Exposed in Home Assistant I could now experiment with some Automations. Requirement 4 above stated that the system needed to retain it’s responsiveness. When the door bell button is pressed notifications should kick off very quickly. To do this I leaned on the ability to run actions in parallel within an Automation. Instead of the normal sequence method, this will have Home Assistant start running a bunch of actions all at the same time. I decided to focus on three things I wanted to have happen.

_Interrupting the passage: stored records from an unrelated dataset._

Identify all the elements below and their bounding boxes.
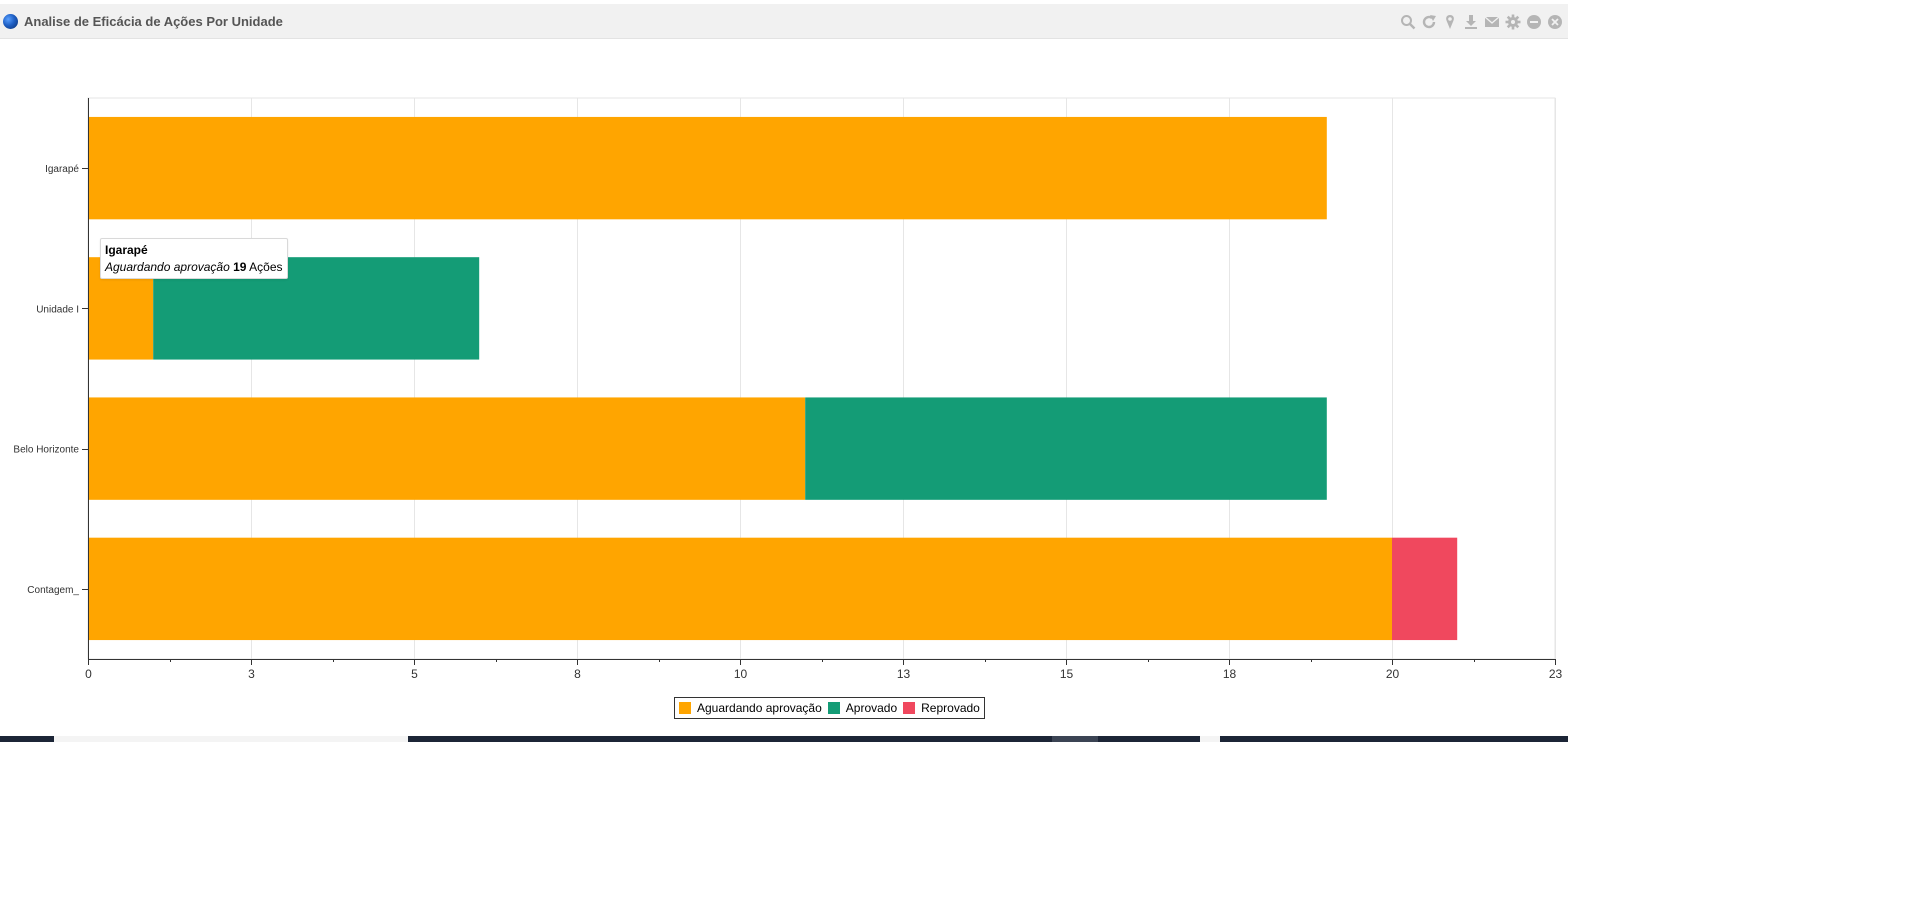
legend-item-aguardando[interactable]: Aguardando aprovação bbox=[679, 701, 822, 715]
tooltip-title: Igarapé bbox=[105, 243, 148, 257]
refresh-icon[interactable] bbox=[1420, 13, 1438, 31]
chart-tooltip: Igarapé Aguardando aprovação 19 Ações bbox=[100, 238, 288, 279]
x-tick-label: 23 bbox=[1549, 667, 1563, 681]
bars bbox=[88, 116, 1458, 641]
x-tick-label: 20 bbox=[1386, 667, 1400, 681]
globe-icon bbox=[3, 14, 18, 29]
x-tick-label: 0 bbox=[85, 667, 92, 681]
mail-icon[interactable] bbox=[1483, 13, 1501, 31]
tooltip-series: Aguardando aprovação bbox=[105, 260, 230, 274]
panel-titlebar: Analise de Eficácia de Ações Por Unidade bbox=[0, 4, 1568, 39]
y-tick-label: Unidade I bbox=[36, 304, 79, 315]
stacked-bar-chart: 0 3 5 8 10 13 15 18 20 23 Igarapé Unidade I Belo Hor… bbox=[13, 97, 1562, 681]
tooltip-unit: Ações bbox=[249, 260, 283, 274]
legend-label: Aprovado bbox=[845, 701, 898, 715]
pin-icon[interactable] bbox=[1441, 13, 1459, 31]
legend-label: Aguardando aprovação bbox=[697, 701, 822, 715]
download-icon[interactable] bbox=[1462, 13, 1480, 31]
x-tick-label: 3 bbox=[248, 667, 255, 681]
x-tick-label: 5 bbox=[411, 667, 418, 681]
panel-title: Analise de Eficácia de Ações Por Unidade bbox=[24, 14, 283, 29]
legend-swatch bbox=[679, 702, 691, 714]
chart-legend: Aguardando aprovação Aprovado Reprovado bbox=[674, 697, 985, 719]
minimize-icon[interactable] bbox=[1525, 13, 1543, 31]
bar-segment bbox=[88, 397, 806, 500]
x-tick-label: 13 bbox=[897, 667, 911, 681]
close-icon[interactable] bbox=[1546, 13, 1564, 31]
tooltip-line: Aguardando aprovação 19 Ações bbox=[105, 259, 283, 276]
bar-segment bbox=[805, 397, 1327, 500]
x-tick-label: 18 bbox=[1223, 667, 1237, 681]
y-tick-label: Belo Horizonte bbox=[13, 445, 79, 456]
legend-item-aprovado[interactable]: Aprovado bbox=[827, 701, 898, 715]
legend-label: Reprovado bbox=[921, 701, 980, 715]
bar-segment bbox=[88, 537, 1392, 641]
x-tick-label: 8 bbox=[574, 667, 581, 681]
legend-swatch bbox=[827, 702, 840, 714]
bar-segment bbox=[88, 116, 1327, 220]
y-tick-label: Contagem_ bbox=[27, 585, 79, 596]
x-tick-label: 10 bbox=[734, 667, 748, 681]
legend-item-reprovado[interactable]: Reprovado bbox=[903, 701, 980, 715]
footer-taskbar bbox=[0, 736, 1568, 742]
tooltip-value: 19 bbox=[233, 260, 247, 274]
bar-segment bbox=[1392, 537, 1458, 641]
panel-toolbar bbox=[1399, 13, 1564, 31]
settings-icon[interactable] bbox=[1504, 13, 1522, 31]
legend-swatch bbox=[903, 702, 916, 714]
x-tick-label: 15 bbox=[1060, 667, 1074, 681]
axes: 0 3 5 8 10 13 15 18 20 23 Igarapé Unidade I Belo Hor… bbox=[13, 98, 1562, 681]
y-tick-label: Igarapé bbox=[45, 164, 79, 175]
zoom-icon[interactable] bbox=[1399, 13, 1417, 31]
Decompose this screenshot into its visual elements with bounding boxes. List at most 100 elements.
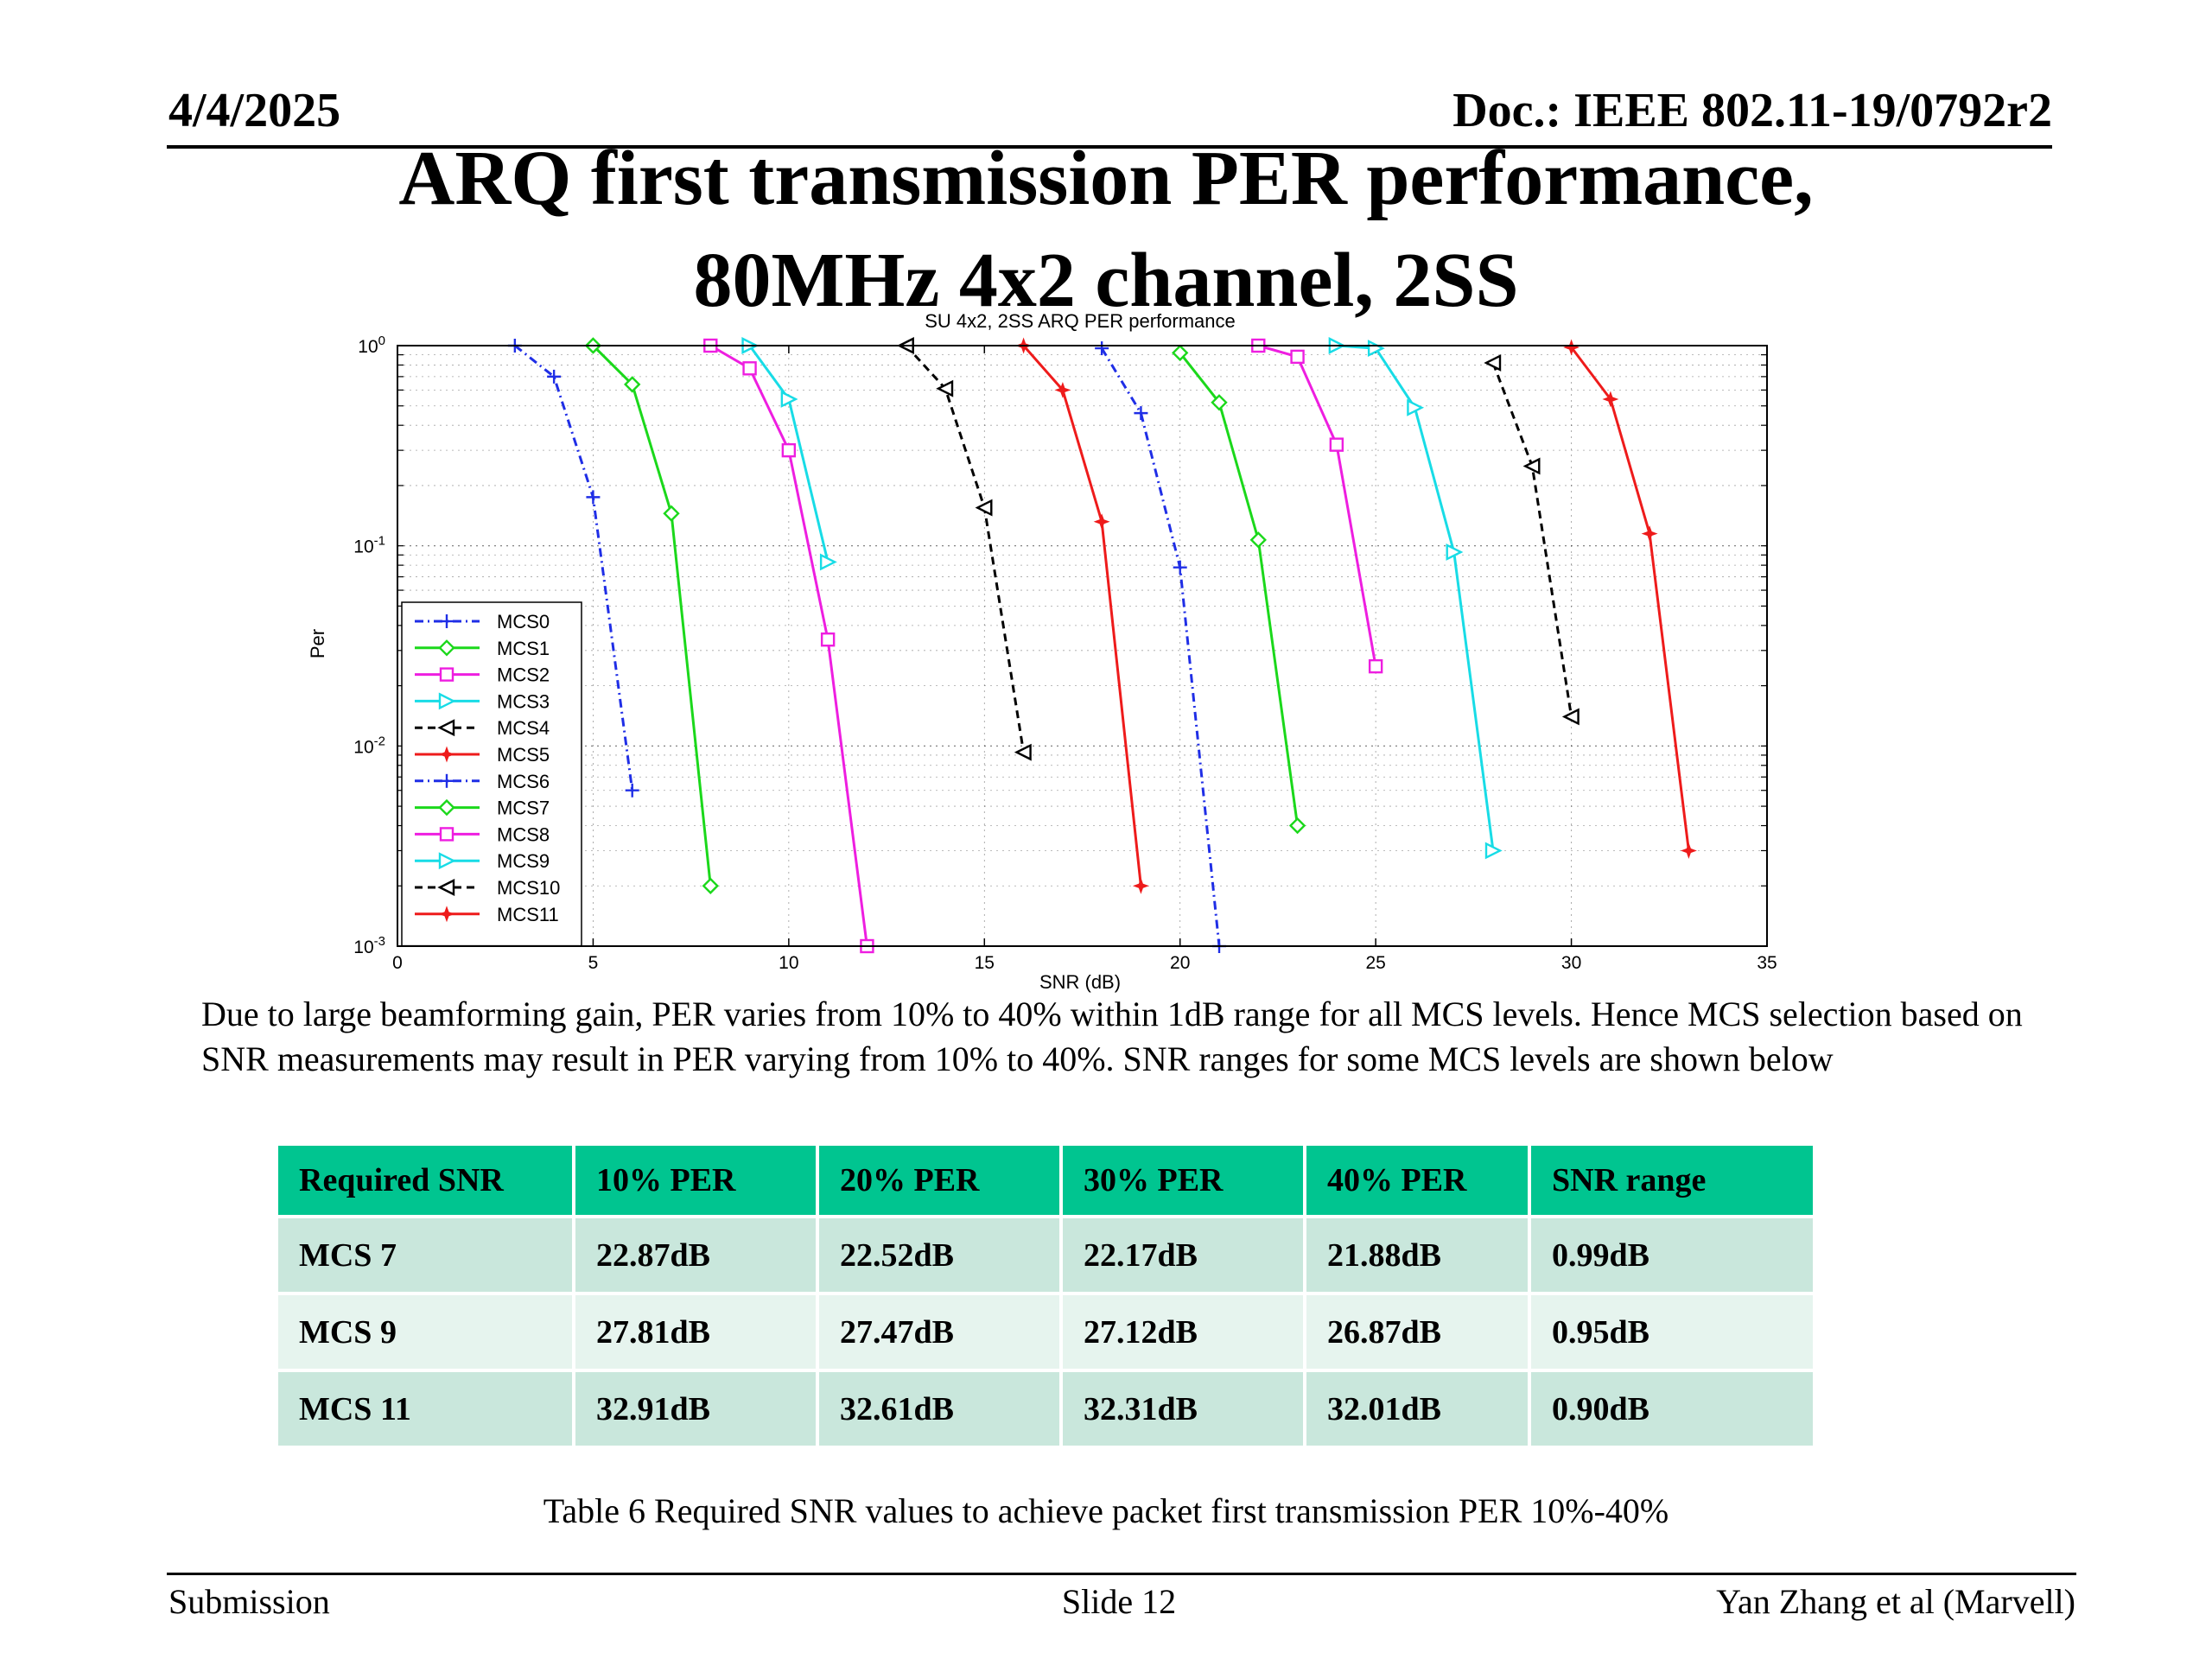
legend-item: MCS11	[415, 904, 559, 925]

  1. Play a sound over some speakers in the home.
  2. Send a phone notification
  3. FUTURE ENHANCEMENT Blink a light

These would all be separate parallel actions, with the first being the in home chime notification. We have a variety of Google Assistant devices as well as Sonos speakers in our home. Since the Sonos devices could be playing music or sound from the TV I decided the chime should only come out of the Google devices. These are generally only doing something when we’re interacting with them. I created a Helper Group in HA for all the devices I wanted to play the chime sound. I linked this to a super generic chime MP3 sound to play out of the speakers. For ease of use I uploaded all the sounds to the config/www/sounds/ folder in Home Assistant. Below is the YAML snippet to play the sound as action in an Automation.

- parallel:
    - service: media_player.volume_set
      data:
        volume_level: 0.7
      target:
        entity_id:
          - media_player.google_cast_devices
    - service: media_player.play_media
      data:
        entity_id: media_player.google_cast_devices
        media_url: https://homeassistant/local/sounds/generic_bell.mp3
        media_content_type: music
    - service: media_player.volume_set
      data:
        volume_level: 0.3
      target:
        entity_id:
          - media_player.google_cast_devices
- parallel:
    - service: notify.all_phones
      data:
        message: Someone is at the front door
        title: Front Doorbell

Getting Fancy

For fun I wanted the ability to swap out the chime noise. I utilized an HA Select helper to select from a variety of pre-uploaded chime noises. In the Automation I used the value of the select input to dynamically swap out the noise. I could change these as I wanted easily from my HA Dashboard. This adjusted the automation to update the sound file based on the select value.

Input Select

- parallel:
    - service: media_player.volume_set
      data:
        volume_level: 0.7
      target:
        entity_id:
          - media_player.google_cast_devices
    - service: media_player.play_media
      data:
        entity_id: media_player.google_cast_devices
        media_url: >-
          {% set doorbell_sounds = {
             "Christmas Bells": "carol_of_the_bells.mp3",
             "Generic Bell": "generic_bell.mp3",
             "The Grinch": "grinch-short.mp3"
          } %} https://homeassistant/local/sounds/{{ doorbell_sounds[states('input_select.doorbell_sound')] }}
        media_content_type: music
    - service: media_player.volume_set
      data:
        volume_level: 0.3
      target:
        entity_id:
          - media_player.google_cast_devices
- parallel:
    - service: notify.all_phones
      data:
        message: Someone is at the front door
        title: Front Doorbell

Wrap Up

We’ve been using this setup for a few months now and overall it’s working as expected. Being able to change the sounds based on the time of the year has been a fun addition, and stopped the dogs from picking up on the doorbell noise. We’ve also added some timer conditions so we only get the phone notification during certain times of the day when we don’t want a chime at all.

Setting up the notification light for my wife has been another project entirely. I thought I could cover it all here but I’ll write up that in a separate post.